La corruption, l’absence de transparence et de système légal sont rendues plus délétères encore par la place ultra-dominante que la Chine a prise dans les échanges mondiaux.

Mais la pandémie a aussi révélé les faiblesses externes d’un système totalement focalisé sur l’objectif étroit de maintien au pouvoir du Parti communiste par n’importe quel moyen, dont le repli idéologique et l’hypernationalisme. Alors que la crise faisait rage, on a vu Pékin se lancer dans une course aventuriste aux provocations les plus contre-productives, de la frontière indienne à la mer de Chine, de Hongkong au Xinjiang. Les « loups combattants » de la diplomatie chinoise ont multiplié les déclarations agressives, ruinant l’image positive de la Chine auprès de ses plus fidèles soutiens. L’Union européenne, pourtant traditionnellement prudente, a multiplié les déclarations de méfiance à l’égard d’un régime au comportement incompréhensible.

Dans ce contexte, les discours chinois sur le « multilatéralisme » ont considérablement perdu de leur crédibilité. Et il ne suffit plus à Pékin de promettre des avancées sur le climat pour satisfaire Paris. Le Japon lui-même, pourtant de meilleure volonté, est confronté à des provocations renforcées dans ses eaux territoriales, les forces navales chinoises multipliant les incursions pour des durées de plus en plus longues. Même l’Afrique renâcle, dont, pour la première fois, les ambassadeurs ont publié une lettre ouverte demandant un meilleur traitement de leurs ressortissants en Chine.

Rapport de force

Surtout, la Chine est aujourd’hui confrontée à une crise économique et sociale majeure et ses marges d’action financière sur la scène internationale – sa seule véritable source de « soft power » – sont plus contraintes. A un autre niveau, on découvre que la « superpuissance de l’innovation » demeure – en dépit d’investissements considérables – totalement dépendante de technologies occidentales dont la source se tarit sous la pression des Etats-Unis, menaçant les plus beaux fleurons de la high-tech chinoise.

Quels que soient ses défauts, Donald Trump – ou ses conseilleurs – a compris qu’avec un régime chinois essentiellement léniniste derrière les références culturalistes à l’harmonie et aux valeurs confucianistes, seul le rapport de force s’imposait. En Asie, c’est le modèle occidental, et les valeurs de la démocratie, dont l’universalité est pourtant systématiquement contestée par Pékin, qui l’emporte idéologiquement jusque dans le monde chinois. Hongkong et Taïwan sont là pour en témoigner.

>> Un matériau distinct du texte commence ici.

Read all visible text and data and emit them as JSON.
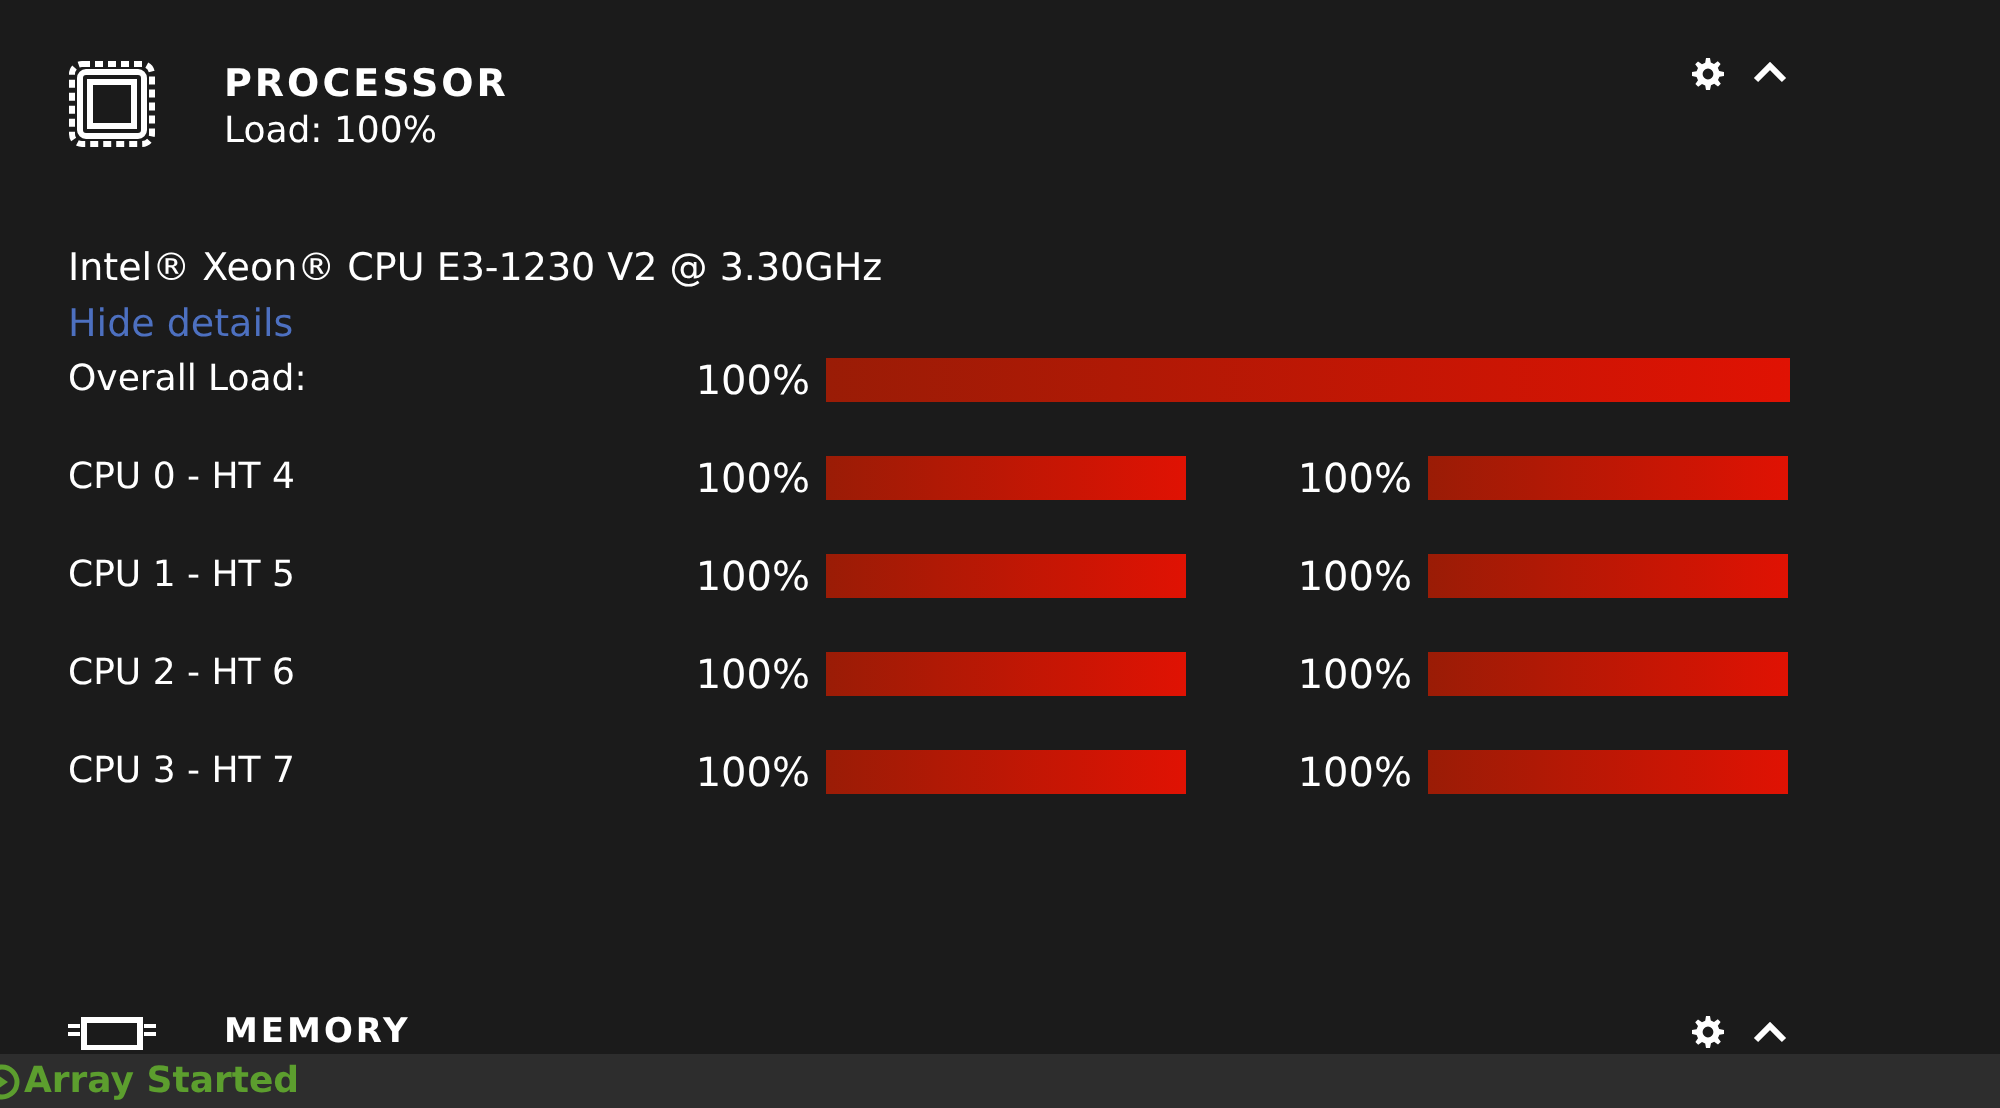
{
  "processor": {
    "title": "PROCESSOR",
    "load": "Load: 100%",
    "cpu_name": "Intel® Xeon® CPU E3-1230 V2 @ 3.30GHz",
    "details_link": "Hide details",
    "expanded": true,
    "overall": {
      "label": "Overall Load:",
      "reading": "100%",
      "level": 1.0
    },
    "cores": [
      {
        "label": "CPU 0 - HT 4",
        "threads": [
          {
            "reading": "100%",
            "level": 1.0
          },
          {
            "reading": "100%",
            "level": 1.0
          }
        ]
      },
      {
        "label": "CPU 1 - HT 5",
        "threads": [
          {
            "reading": "100%",
            "level": 1.0
          },
          {
            "reading": "100%",
            "level": 1.0
          }
        ]
      },
      {
        "label": "CPU 2 - HT 6",
        "threads": [
          {
            "reading": "100%",
            "level": 1.0
          },
          {
            "reading": "100%",
            "level": 1.0
          }
        ]
      },
      {
        "label": "CPU 3 - HT 7",
        "threads": [
          {
            "reading": "100%",
            "level": 1.0
          },
          {
            "reading": "100%",
            "level": 1.0
          }
        ]
      }
    ]
  },
  "memory": {
    "title": "MEMORY",
    "expanded": true
  },
  "status_bar": {
    "text": "Array Started"
  }
}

Au-delà de la Chine, le Japon a pris aussi le risque d’écorner son image de puissance douce, et de remettre en cause les efforts accomplis depuis 2012 pour placer l’Archipel au cœur de la réflexion stratégique globale. Son discours sur les valeurs communes et un espace indo-Pacifique libre et ouvert s’est en effet vu remis en cause par le choix surprenant d’une fermeture totale en partie motivée par les risques épidémiques, mais qui a fait du Japon une exception parmi ses partenaires du G7. Les incertitudes qui pèsent sur les Jeux olympiques semblent avoir freiné l’enthousiasme de ceux qui ambitionnaient de voir Tokyo jouer un rôle mieux reconnu sur la scène internationale.

La pandémie laissera des traces partout, mais ce qu’elle a révélé, c’est que le basculement du monde vers une Asie dominée par la Chine n’était pas une fatalité et encore moins une option souhaitable, et s’il doit y avoir un gagnant dans ce combat mondial, ce sera peut-être l’Europe – qui a su s’emparer d’enjeux stratégiques nouveaux à la faveur de la crise – et les valeurs humanistes qui l’emporteront.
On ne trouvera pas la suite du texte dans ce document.